As guerras e os guerreiros Kariókas
Os rios da Guanabara – nossa “baía semelhante ao mar”, de acordo com André Thevet e Nicolas Barré – eram habitados por diversas comunidades tupinambás. Entre outras subsistências, esses guerreiros se aproveitavam da desova dos peixes nos rios, que propiciava fartura regular de alimento. Os tupinambás sabiam conservar a carne dos peixes sem sal. O pescado era bem cozido no moquém, depois triturado para transformar-se em um tipo de farinha, que, armazenada em cestos bem vedados, podia ser consumida por meses. Nos meses de junho e julho, em mais de 200 canoas, moradores do Rio de Janeiro se juntavam para capturar os peixes que iam desovar nos rios dessa região. Esse fenômeno, chamado de “piraíque” (subida dos peixes), era muito aguardado pelos mais destemidos, que buscavam a admiração de seu povo, além de honrar os antepassados. Eram criados para isso e estimulados pelos “payés” a cumprirem seus destinos.
Apenas eram aceitos como verdadeiros guerreiros aqueles que provavam seu valor em combate contra inimigos ancestrais, viviam sedentos de vingança por querelas passadas entre as gerações familiares. Com a farinha de peixe preparada, finalmente conseguiam as provisões necessárias e o morubixaba “Karió-pear” – que era o maioral da “rota carijó”, “aquele que vai aos carijós” – podia então reunir seus guerreiros e viajar com uma dezena de velozes canoas, que partiam com mais de 25 homens a bordo. Demoravam de quatro a cinco dias para chegar a Cananeia, no atual litoral de São Paulo, terra dos carijós.
Ali esperavam sorrateiramente próximos dos inimigos até o anoitecer e avançavam pela madrugada. Quase na alvorada, soavam as trombetas do ataque, disparavam flechas incendiárias sobre as casas inimigas e, aos urros, entravam pelo pátio da aldeia inimiga. Os guerreiros liderados pelo maioral da Karióka faziam uso das ibirapemas, em busca de adversários. Os que ousassem batalhar teriam seus crânios devidamente esmagados para não alcançarem a terra dos antepassados. Os inimigos pegos de surpresa tratavam de fugir, mas alguns sobreviventes, sobretudo as mulheres, eram poupados e levados de volta à Karióka, presos por uma corda trançada, que chamavam de muçurana.

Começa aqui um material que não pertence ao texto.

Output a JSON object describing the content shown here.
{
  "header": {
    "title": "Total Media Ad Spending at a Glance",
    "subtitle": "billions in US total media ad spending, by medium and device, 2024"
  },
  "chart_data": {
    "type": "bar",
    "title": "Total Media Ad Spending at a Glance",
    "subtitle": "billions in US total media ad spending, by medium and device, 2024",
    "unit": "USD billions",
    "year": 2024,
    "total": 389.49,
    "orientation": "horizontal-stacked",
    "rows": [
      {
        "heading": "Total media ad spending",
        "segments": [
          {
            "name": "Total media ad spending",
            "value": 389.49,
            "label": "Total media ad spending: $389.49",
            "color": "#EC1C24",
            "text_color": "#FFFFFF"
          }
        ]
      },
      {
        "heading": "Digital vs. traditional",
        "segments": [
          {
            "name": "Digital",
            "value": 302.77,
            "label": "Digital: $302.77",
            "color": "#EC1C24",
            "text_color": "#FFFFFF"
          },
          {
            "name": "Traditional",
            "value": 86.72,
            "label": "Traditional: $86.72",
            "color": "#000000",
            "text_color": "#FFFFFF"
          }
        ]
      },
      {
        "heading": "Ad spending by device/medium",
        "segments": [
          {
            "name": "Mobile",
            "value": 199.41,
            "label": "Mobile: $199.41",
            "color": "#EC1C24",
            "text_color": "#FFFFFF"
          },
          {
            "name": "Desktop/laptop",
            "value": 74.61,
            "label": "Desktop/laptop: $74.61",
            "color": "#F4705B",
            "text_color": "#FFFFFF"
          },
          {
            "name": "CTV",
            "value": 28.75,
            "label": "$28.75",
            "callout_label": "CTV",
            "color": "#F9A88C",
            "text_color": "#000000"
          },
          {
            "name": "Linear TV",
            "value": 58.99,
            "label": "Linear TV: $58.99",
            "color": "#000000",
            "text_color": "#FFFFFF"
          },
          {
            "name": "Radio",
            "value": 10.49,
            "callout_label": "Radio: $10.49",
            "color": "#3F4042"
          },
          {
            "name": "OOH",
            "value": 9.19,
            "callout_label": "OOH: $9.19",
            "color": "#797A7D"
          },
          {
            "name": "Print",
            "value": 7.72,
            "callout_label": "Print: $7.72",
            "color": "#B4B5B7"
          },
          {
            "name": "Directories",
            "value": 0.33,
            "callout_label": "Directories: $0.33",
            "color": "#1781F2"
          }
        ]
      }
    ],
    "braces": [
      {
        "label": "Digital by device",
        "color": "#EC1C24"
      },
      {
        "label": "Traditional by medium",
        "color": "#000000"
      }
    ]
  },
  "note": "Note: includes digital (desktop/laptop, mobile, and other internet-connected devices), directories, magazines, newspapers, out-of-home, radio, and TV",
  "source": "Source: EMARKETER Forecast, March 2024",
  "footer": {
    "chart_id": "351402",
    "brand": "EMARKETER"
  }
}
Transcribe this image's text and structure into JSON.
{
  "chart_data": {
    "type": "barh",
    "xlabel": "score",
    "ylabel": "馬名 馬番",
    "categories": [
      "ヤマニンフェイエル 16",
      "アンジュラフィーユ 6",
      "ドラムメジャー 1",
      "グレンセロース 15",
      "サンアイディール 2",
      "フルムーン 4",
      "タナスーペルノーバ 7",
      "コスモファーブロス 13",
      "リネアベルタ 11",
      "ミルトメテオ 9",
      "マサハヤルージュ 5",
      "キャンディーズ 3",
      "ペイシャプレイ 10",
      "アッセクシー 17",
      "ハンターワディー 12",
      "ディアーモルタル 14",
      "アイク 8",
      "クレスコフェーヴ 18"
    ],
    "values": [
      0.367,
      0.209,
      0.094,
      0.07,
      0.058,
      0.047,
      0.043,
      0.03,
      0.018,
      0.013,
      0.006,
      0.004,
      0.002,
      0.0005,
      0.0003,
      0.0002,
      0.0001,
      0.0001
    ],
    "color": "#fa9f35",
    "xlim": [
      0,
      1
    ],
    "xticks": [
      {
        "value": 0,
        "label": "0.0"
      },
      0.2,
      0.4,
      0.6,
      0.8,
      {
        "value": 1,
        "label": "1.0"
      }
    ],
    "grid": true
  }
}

Da mesma forma que chegavam, partiam, evitando ficar vulneráveis aos contra-ataques dos ofendidos. Em poucos minutos, desapareciam no horizonte. Dias depois, a frota de canoas retornava triunfante à Guanabara, ressoando as trombetas. Todos corriam à praia para receber os guerreiros. Assim que as canoas escorregavam pela areia, os reféns eram exibidos para amigos e familiares em festa. Atiravam punhados de areia e pequenas pedras nos carijós capturados, enquanto estes eram obrigados a dizer: “Eu, sua comida, cheguei!”.
Em êxtase, a enorme população da Karióka celebrava a vitória da expedição. Em pouco tempo, começava um verdadeiro carnaval. Eram esperados cinco dias de festa, com toda a parentada convidada na aldeia. Os celebrantes se reuniam para as festividades com seus melhores trajes de gala, havia comida e bebida em fartura.
Depois de muita dança, música e encenações previamente preparadas, todos aguardavam o grande momento. Na hora mais esperada, a multidão se reunia e um jovem guerreiro vestia o manto escarlate sagrado. Ele teria que provar seu valor à frente de todos e, assim, vingar a morte de seus avós com o sacrifício dos inimigos capturados. Como uma águia, ele se aproximava da vítima e recitava os versos de vingança. Bastava um golpe para o inimigo ser abatido e cair de bruços no chão. Nesse momento, a profecia da vingança ancestral se realizava.